For some it made sense. While you could point to the irony of an all-male Wonder Woman panel it was easy to explain; Wonder Woman currently has an all-male team from editor to colorist.
That’s not to say there weren’t women on any panels. The new 52 panel had Christy Marx and editor Bobbie Chase. And Amanda Conner was on the Before Watchmen panel. And they had Karen Berger moderate the all male Vertigo panel.
But it was still a lot of male panelists. After a while of seeing that it got, well, tiresome. It’s not that I don’t like and enjoy the work of many of those male creators, but going to another DC panel with a dais of dudes … meh. So on Sunday I decided I would skip the DC panels and seek out alternatives where there was more representation. And, lucky me, both Image and Marvel had panels focusing on women in comics.
A lot of important things to think about.
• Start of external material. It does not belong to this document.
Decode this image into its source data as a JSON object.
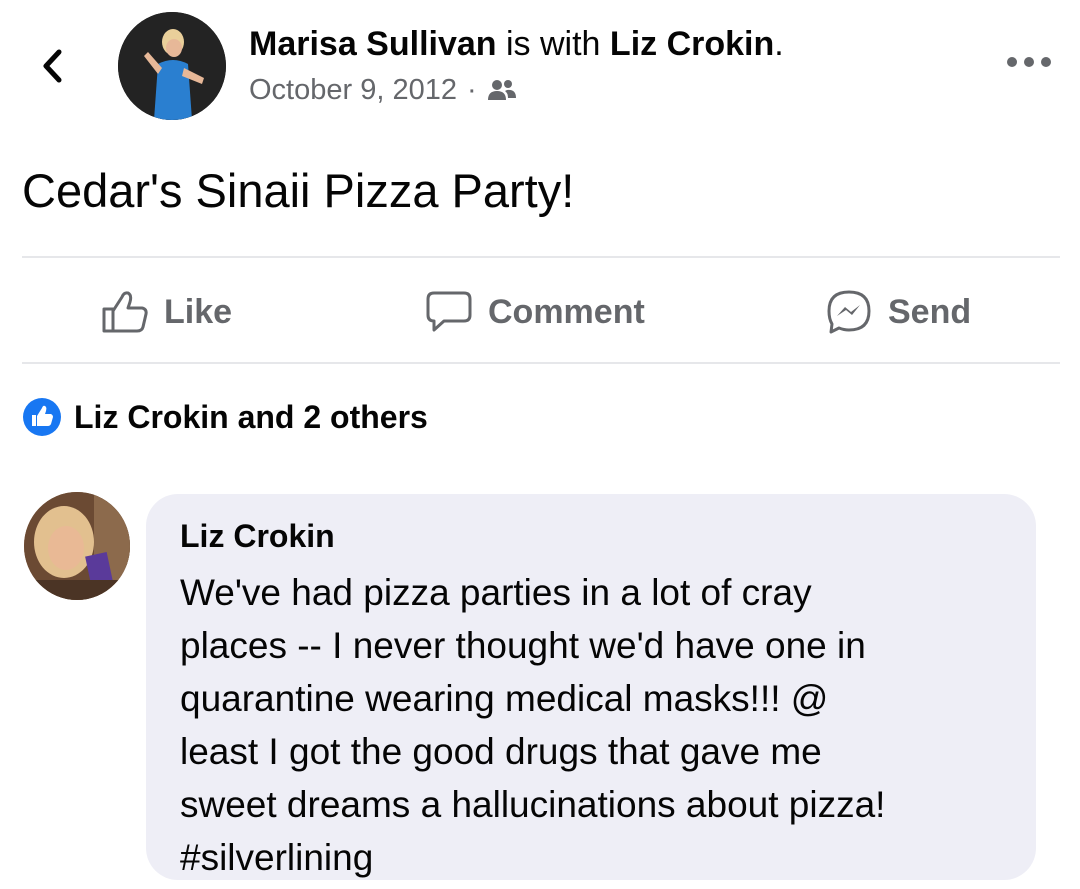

I will say one thing, the company that puts on NYCC also puts on several other comics events and have routinely invited me to them, even as far away as Singapore. They have always treated me (I can only speak for myself) wonderfully, with the same respect they treat male creators. Most of the contact people I have with the organization are female, as well.
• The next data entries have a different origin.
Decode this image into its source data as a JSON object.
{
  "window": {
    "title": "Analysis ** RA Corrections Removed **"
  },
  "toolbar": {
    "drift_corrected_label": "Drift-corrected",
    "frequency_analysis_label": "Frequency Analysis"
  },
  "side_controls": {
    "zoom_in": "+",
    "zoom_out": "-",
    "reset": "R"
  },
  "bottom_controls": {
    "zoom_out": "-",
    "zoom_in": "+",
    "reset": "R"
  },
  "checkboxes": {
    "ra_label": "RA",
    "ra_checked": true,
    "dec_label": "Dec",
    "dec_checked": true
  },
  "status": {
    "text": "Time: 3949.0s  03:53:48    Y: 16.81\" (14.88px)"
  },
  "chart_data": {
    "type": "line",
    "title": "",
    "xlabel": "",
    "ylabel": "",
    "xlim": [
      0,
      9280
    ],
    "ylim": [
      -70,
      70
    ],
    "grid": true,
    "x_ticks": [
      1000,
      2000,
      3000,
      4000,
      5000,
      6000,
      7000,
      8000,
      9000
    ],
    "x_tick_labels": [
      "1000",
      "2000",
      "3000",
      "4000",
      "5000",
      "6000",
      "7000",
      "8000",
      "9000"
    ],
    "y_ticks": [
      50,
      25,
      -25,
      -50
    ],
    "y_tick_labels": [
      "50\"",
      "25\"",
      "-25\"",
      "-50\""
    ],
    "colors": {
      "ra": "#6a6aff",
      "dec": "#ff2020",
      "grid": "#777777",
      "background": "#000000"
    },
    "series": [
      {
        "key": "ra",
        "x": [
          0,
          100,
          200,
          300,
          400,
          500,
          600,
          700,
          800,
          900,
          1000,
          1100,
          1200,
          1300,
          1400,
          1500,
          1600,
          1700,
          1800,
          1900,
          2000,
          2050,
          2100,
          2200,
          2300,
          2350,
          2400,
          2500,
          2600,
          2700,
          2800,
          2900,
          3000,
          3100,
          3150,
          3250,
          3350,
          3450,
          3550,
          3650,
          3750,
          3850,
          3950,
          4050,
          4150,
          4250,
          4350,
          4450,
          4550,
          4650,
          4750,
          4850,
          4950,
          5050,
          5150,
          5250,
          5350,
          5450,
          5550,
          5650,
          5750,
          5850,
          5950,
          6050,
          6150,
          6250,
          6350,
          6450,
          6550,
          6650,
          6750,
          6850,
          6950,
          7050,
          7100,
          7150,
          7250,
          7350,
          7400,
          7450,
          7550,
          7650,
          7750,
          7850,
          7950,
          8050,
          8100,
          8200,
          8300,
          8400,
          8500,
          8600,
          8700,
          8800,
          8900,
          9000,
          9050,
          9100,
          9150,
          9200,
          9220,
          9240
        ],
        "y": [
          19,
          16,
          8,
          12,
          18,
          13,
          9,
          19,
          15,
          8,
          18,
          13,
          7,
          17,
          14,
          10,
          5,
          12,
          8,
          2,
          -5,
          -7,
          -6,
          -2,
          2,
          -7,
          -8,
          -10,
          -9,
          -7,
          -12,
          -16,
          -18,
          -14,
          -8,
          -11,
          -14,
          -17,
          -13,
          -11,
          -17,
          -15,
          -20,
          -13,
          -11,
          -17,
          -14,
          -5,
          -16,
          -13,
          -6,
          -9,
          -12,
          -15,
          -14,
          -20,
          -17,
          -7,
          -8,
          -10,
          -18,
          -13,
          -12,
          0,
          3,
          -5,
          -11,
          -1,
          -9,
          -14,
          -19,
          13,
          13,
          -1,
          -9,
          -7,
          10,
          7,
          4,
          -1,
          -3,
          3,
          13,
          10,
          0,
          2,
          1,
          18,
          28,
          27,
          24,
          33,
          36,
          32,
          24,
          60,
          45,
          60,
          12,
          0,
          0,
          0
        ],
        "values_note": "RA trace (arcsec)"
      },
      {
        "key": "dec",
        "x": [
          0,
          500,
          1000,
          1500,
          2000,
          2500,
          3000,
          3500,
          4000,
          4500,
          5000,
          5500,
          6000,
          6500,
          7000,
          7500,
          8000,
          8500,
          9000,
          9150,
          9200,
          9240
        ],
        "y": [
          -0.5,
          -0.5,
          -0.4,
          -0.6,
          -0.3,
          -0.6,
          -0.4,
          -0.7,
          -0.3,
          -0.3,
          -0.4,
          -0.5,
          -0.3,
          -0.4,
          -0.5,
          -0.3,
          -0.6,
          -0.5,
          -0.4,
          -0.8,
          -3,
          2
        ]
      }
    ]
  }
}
I don’t say this to validate an all-male featured guest list. But I’ve attended several of their cons in the last few years and it would SEEM that NYCC is an exception, as there was better female representation at the other conventions promoted by the exact same people. So, is it a case of circumstance and maybe a bit of missing awareness, or is it something more deliberate, I can’t say. But this event does seem to have been more of a fluke in terms of the company’s gender representation.
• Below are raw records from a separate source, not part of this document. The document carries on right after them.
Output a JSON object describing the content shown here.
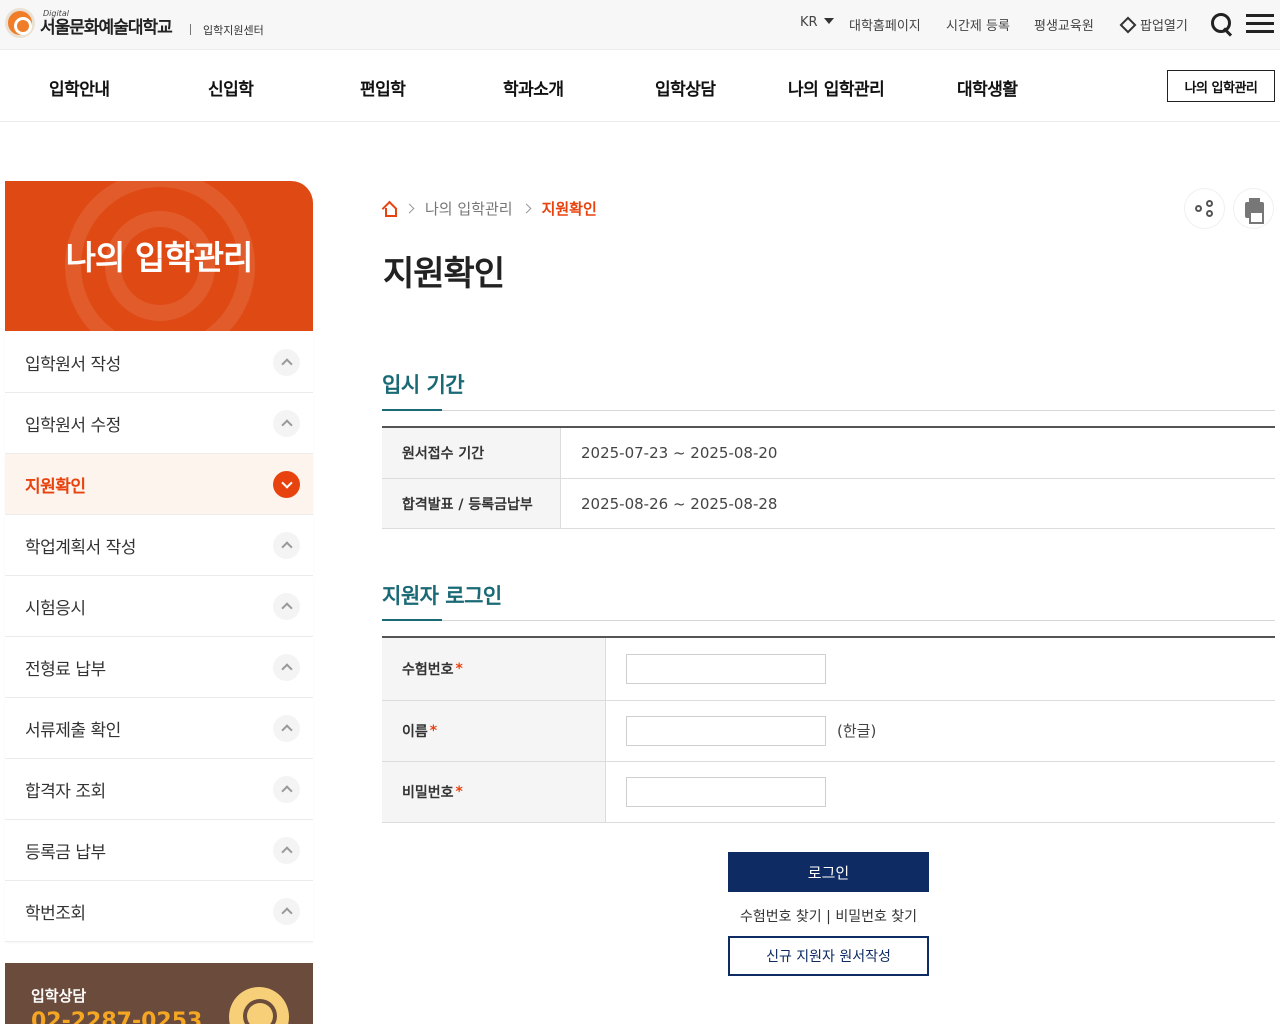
{
  "header": {
    "logo_small": "Digital",
    "logo_name": "서울문화예술대학교",
    "logo_sub": "입학지원센터",
    "utility": {
      "lang": "KR",
      "links": [
        "대학홈페이지",
        "시간제 등록",
        "평생교육원"
      ],
      "popup_label": "팝업열기"
    }
  },
  "nav": {
    "items": [
      "입학안내",
      "신입학",
      "편입학",
      "학과소개",
      "입학상담",
      "나의 입학관리",
      "대학생활"
    ],
    "my_button": "나의 입학관리"
  },
  "sidebar": {
    "title": "나의 입학관리",
    "items": [
      {
        "label": "입학원서 작성",
        "active": false
      },
      {
        "label": "입학원서 수정",
        "active": false
      },
      {
        "label": "지원확인",
        "active": true
      },
      {
        "label": "학업계획서 작성",
        "active": false
      },
      {
        "label": "시험응시",
        "active": false
      },
      {
        "label": "전형료 납부",
        "active": false
      },
      {
        "label": "서류제출 확인",
        "active": false
      },
      {
        "label": "합격자 조회",
        "active": false
      },
      {
        "label": "등록금 납부",
        "active": false
      },
      {
        "label": "학번조회",
        "active": false
      }
    ],
    "counsel": {
      "title": "입학상담",
      "phone": "02-2287-0253"
    }
  },
  "content": {
    "breadcrumb": [
      "나의 입학관리",
      "지원확인"
    ],
    "page_title": "지원확인",
    "period_section": {
      "title": "입시 기간",
      "rows": [
        {
          "label": "원서접수 기간",
          "value": "2025-07-23 ~ 2025-08-20"
        },
        {
          "label": "합격발표 / 등록금납부",
          "value": "2025-08-26 ~ 2025-08-28"
        }
      ]
    },
    "login_section": {
      "title": "지원자 로그인",
      "fields": [
        {
          "label": "수험번호",
          "required_mark": "*",
          "value": "",
          "hint": ""
        },
        {
          "label": "이름",
          "required_mark": "*",
          "value": "",
          "hint": "(한글)"
        },
        {
          "label": "비밀번호",
          "required_mark": "*",
          "value": "",
          "hint": ""
        }
      ],
      "login_button": "로그인",
      "find_exam_no": "수험번호 찾기",
      "find_sep": "|",
      "find_password": "비밀번호 찾기",
      "new_applicant_button": "신규 지원자 원서작성"
    }
  },
  "colors": {
    "accent": "#e8430f",
    "teal": "#1a6a76",
    "navy": "#0e2b63",
    "counsel_bg": "#6b4b3b"
  }
}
It being such a large, successful con, does make the absence of female guests more keenly felt, just the same. And of course, if an event is this successful, I’m sure some will dismiss any gender representation concerns as unimportant, because the con was successful as is.
I wish I could have seen the Marvel and Image panels. While many of us hope for a day when Women in Comics panels are completely unnecessary, I don’t think we are there yet. I was a bit sour on the concept for a while, I’d been on so many of them. But without fail, at every con, some female readers come up and say that these panels inspired them to try to make their own comics, and as long as that is the end result, I feel a bit of discomfort is still worth it.
If women are going to Women In Comics panels and are inspired by Mary Sue DeConnick, Fiona Staples, Alex DeCampi, Marjorie M. Liu, Nicola Scott, Amy Reeder, and Becky Cloonan, I personally feel the net result is worth a bit of groaning on our part. And I admit, for me, it’s still lovely to see a panel of fierce, brilliant women expressing their passion for the craft.
DC is doing better in this regard than we were immediately after the New52 was announced, where I was inexplicably the only female with a writer or artist ongoing assignment. And thank god. Having Ann Nocenti and Christy Marx aboard, as well as artists like Nicola Scott, is wonderful, but there’s still a ways to go. I don’t think anyone’s asking for parity at this point, but with the huge number of female readers and female creators out there, we need to do better. A DC women in comics panel could still be very interesting, as there are a good number in editorial. But putting together all of us that work on ongoing books as creators would still barely fill a dais, I think.
As for women-only events, I don’t see the problem. Some women (and by that I don’t mean only cis-women, obviously) feel that a safe space at cons is still a very good idea. You needn’t read very many convention reports of females, particularly cosplayers, to see why. Let them have that space, it takes nothing away from you or anyone else.
I’m sorry I missed NYCC the past two years, and I hope they keep in mind next year that things like guest lists and representation still do matter. I suspect they will, it’s actually a very good group of people, in my experience.